In nächster Zeit wird die chinesische Mittelschicht, die konsumrelevant ist, noch einmal erheblich wachsen, ohne dass die Gesamtbevölkerung sich vergrößern muss, aber eine Überalterung schadet natürlich der Produktivität eines Landes und seinem Gewicht in einer Welt, deren Bevölkerungszahl immer noch ansteigt, vor allem dank der rasanten Expansion derselben in Afrika und wenige Staaten außerhalb dieses Kontinents. Im Begleittext von Statista heißt es zu der Grafik, die wir gleich vorstellen werden:

Zwölf Millionen Babys wurden 2020 in China geboren – weniger waren es zuletzt 1960. Gleichzeitig wird die Bevölkerung immer älter. Um dem entgegenzuwirken hat die Regierung nun angekündigt, dass Paare künftig drei Kinder bekommen dürfen. Mit einem baldigen Babyboom ist aber wohl trotzdem nicht zu rechnen. Bereits die Aufhebung der Ein-Kind-Politik im Jahr 2016 hat kaum Auswirkungen auf die Anzahl der Geburten pro Frau in China gehabt, wie der Blick auf die Grafik zeigt. Die Gründe für die Fortpflanzungszurückhaltung vieler Chines:innen sind finanzieller Natur. Wenn alle Kinder bekommen sollen, brauchen wir Erleichterungen – auch finanzieller Art“, sagt eine 30-jährige , kinderlose Angestellte gegenüber der Tagesschau. „Wenn die Regierung das nicht hinbekommt, ist es einfach nicht machbar.“

Wir kommentieren unterhalb der Grafik weiter.

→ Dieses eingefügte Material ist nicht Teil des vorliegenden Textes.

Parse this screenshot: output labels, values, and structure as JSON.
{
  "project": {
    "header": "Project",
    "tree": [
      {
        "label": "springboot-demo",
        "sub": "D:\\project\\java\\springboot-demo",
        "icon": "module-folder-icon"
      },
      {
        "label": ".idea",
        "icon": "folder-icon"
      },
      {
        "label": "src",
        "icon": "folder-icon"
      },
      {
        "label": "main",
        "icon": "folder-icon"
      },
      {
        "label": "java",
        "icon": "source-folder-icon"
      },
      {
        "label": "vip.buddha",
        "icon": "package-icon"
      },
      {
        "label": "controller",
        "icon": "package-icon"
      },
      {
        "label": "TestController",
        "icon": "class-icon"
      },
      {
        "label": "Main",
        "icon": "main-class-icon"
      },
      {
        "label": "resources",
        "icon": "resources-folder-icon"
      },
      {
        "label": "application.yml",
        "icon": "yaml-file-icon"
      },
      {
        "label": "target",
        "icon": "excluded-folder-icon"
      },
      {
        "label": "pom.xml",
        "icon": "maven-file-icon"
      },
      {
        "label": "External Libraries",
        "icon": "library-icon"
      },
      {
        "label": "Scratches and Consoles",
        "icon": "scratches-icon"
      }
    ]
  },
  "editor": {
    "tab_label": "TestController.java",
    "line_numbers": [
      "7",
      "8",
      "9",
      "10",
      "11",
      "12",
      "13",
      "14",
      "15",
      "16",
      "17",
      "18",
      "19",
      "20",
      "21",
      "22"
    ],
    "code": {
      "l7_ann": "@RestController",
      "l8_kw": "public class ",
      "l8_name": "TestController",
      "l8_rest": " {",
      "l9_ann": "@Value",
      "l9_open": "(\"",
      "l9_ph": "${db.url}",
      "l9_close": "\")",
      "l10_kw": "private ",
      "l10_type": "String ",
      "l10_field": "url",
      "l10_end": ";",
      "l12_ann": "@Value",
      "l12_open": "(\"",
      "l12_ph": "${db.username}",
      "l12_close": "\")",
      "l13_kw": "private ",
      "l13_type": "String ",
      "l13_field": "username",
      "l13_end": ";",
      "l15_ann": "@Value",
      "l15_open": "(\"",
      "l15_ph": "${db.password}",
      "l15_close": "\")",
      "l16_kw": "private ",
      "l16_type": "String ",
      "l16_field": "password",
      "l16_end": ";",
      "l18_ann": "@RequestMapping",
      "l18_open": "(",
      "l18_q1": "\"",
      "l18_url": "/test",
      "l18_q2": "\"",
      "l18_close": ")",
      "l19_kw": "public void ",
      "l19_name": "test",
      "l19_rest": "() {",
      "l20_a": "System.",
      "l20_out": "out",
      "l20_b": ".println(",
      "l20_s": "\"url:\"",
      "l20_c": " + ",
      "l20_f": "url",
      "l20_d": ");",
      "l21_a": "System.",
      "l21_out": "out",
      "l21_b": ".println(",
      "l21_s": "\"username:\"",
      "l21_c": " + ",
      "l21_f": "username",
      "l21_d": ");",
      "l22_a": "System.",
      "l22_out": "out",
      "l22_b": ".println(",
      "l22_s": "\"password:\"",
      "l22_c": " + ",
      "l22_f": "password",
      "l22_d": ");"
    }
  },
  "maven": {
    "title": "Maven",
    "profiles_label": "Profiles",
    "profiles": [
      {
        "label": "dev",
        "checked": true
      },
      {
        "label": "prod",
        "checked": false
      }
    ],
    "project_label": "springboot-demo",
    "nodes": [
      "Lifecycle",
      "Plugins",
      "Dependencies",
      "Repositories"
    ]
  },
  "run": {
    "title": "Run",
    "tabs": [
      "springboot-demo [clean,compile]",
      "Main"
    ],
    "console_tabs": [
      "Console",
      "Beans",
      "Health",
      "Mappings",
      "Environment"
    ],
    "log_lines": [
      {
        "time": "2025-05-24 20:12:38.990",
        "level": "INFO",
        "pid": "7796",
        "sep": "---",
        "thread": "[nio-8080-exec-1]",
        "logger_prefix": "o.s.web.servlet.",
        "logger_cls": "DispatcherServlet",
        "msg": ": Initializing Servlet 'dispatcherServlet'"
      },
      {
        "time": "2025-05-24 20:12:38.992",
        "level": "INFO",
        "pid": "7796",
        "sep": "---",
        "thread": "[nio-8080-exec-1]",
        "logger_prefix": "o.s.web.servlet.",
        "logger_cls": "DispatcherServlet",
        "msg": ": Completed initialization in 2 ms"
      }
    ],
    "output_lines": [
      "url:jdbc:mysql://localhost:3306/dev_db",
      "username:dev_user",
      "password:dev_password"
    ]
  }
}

• Infografik: Drei Kinder gegen die Überalterung | Statista

Die Aussage der Frau, die für die Tageschau interviewt wurde, zeigt ein Verständnis, das auch die Partei selbst i vielen Dingen hat: Es ist alles eine Frage der Zahlen und der Steuerung und im Notfall steuert man eben die Zahlen, wenn sich die Realität nicht so einfach steuern lässt. Bei der Geburtenrate scheint es aber etwas wie einen internationalen Abgleich zu geben, man kann sie nicht einfach manipulieren, wie das etwa bei den chinesischen Wirtschaftsdaten ziemlich offensichtlich seit langer Zeit der Fall ist. Über alles hält die Partei die Hand und hat auch in sehr guten Zeiten Reserven angelegt, die sie abrufen kann, wenn es mal nicht so gut läuft, davon ist angesichts der absurd gleichmäßigen Wirtschaftswachstumszahlen über viele Jahre hinweg auszugehen.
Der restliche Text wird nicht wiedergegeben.